An efficient neural representation for videos

Thumbnail Image


Publication or External Link





With the increasing popularity of videos, it has become crucial to find efficient and compact ways to represent them for easier storage, transmission, and downstream video tasks. Our dissertation proposes an innovative neural representation for videos called NeRV, which stores each video implicitly as a neural network. Building on NeRV, we introduce a hybrid representation for videos called HNeRV, which improves internal generalization and representation capacity. HNeRV allows for highly efficient video representation and compression, with a model size that can be up to 1000 times smaller than the original raw video.

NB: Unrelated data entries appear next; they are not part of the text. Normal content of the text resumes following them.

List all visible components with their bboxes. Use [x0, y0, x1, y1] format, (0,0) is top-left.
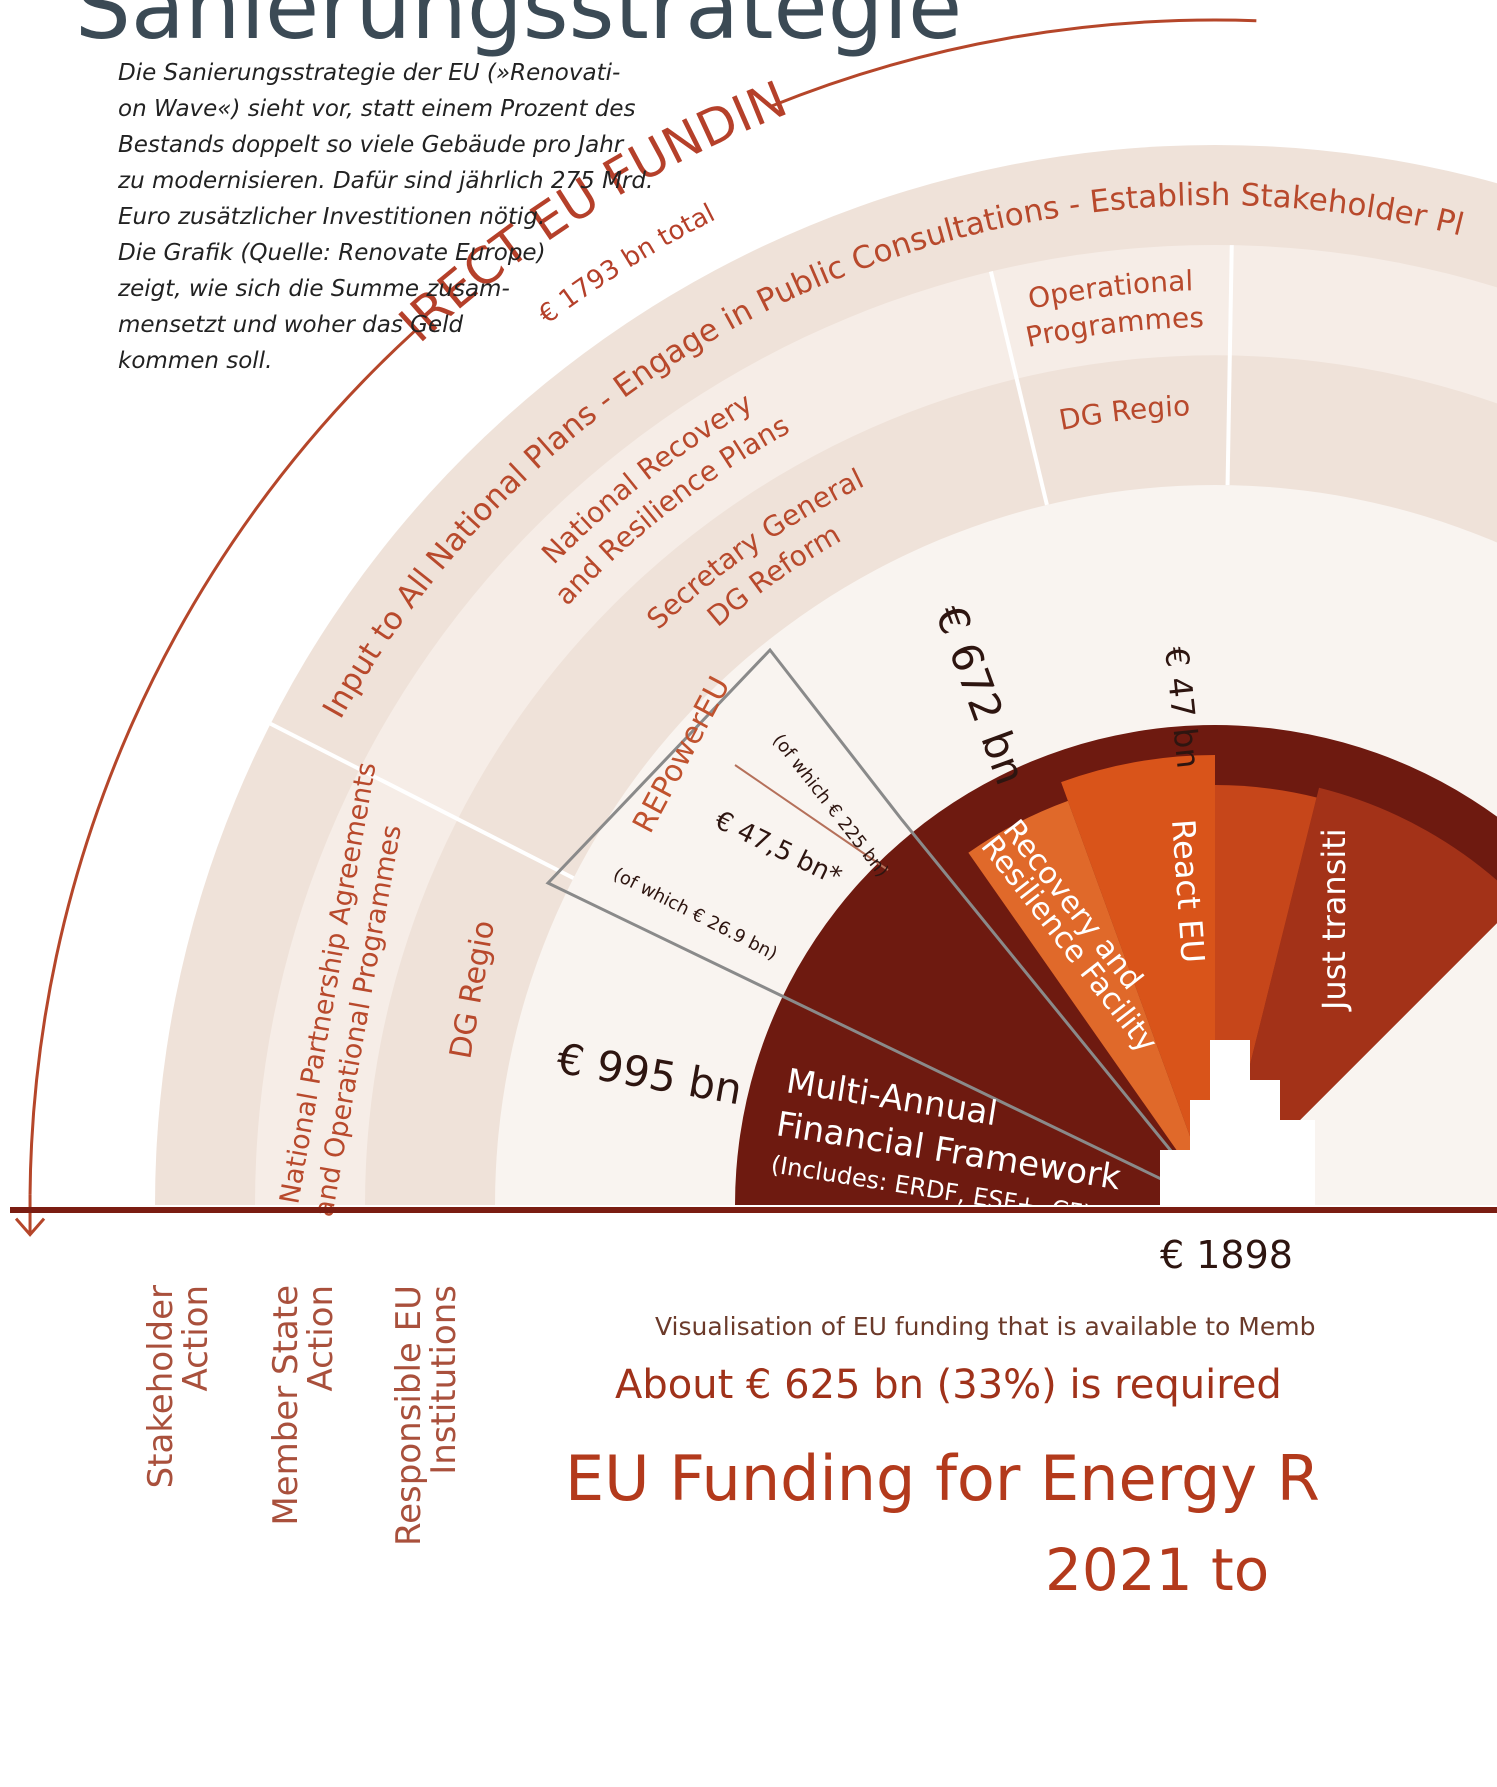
- page: DIRECT EU FUNDING€ 1793 bn totalInput to…: [0, 0, 1497, 1787]
- row-label: Responsible EU: [389, 1285, 429, 1546]
- caption: Visualisation of EU funding that is avai…: [655, 1312, 1315, 1341]
- row-label: Stakeholder: [141, 1285, 181, 1488]
- row-label: Member State: [266, 1285, 306, 1526]
- row-label: Institutions: [424, 1285, 464, 1475]
- footer-years: 2021 to: [1045, 1536, 1269, 1604]
- intro-line: Bestands doppelt so viele Gebäude pro Ja…: [118, 132, 625, 158]
- intro-line: Die Sanierungsstrategie der EU (»Renovat…: [118, 60, 620, 86]
- row-label: Action: [301, 1285, 341, 1391]
- infographic: DIRECT EU FUNDING€ 1793 bn totalInput to…: [0, 0, 1497, 1787]
- page-title: Sanierungsstrategie: [75, 0, 962, 59]
- row-label: Action: [176, 1285, 216, 1391]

Apart from efficiency, HNeRV's simple decoding process, which involves a feedforward operation, enables fast video loading and easy deployment. To enhance efficiency, we develope an efficient neural video dataloader called NVLoader, which is 3-6 times faster than conventional video dataloaders. We also introduce the HyperNeRV framework to address encoding speed, which utilizes a hypernetwork to directly map input videos to NeRV model weights, resulting in a 10^4 faster encoding process.

Aside from developing compact and implicit video neural representations, we explore several compelling applications, including frame interpolation, video restoration, and video editing. Furthermore, the compactness of these representations makes them an ideal output video format for video generation models, reducing the search space significantly. Additionally, they can serve as an efficient input for video understanding models.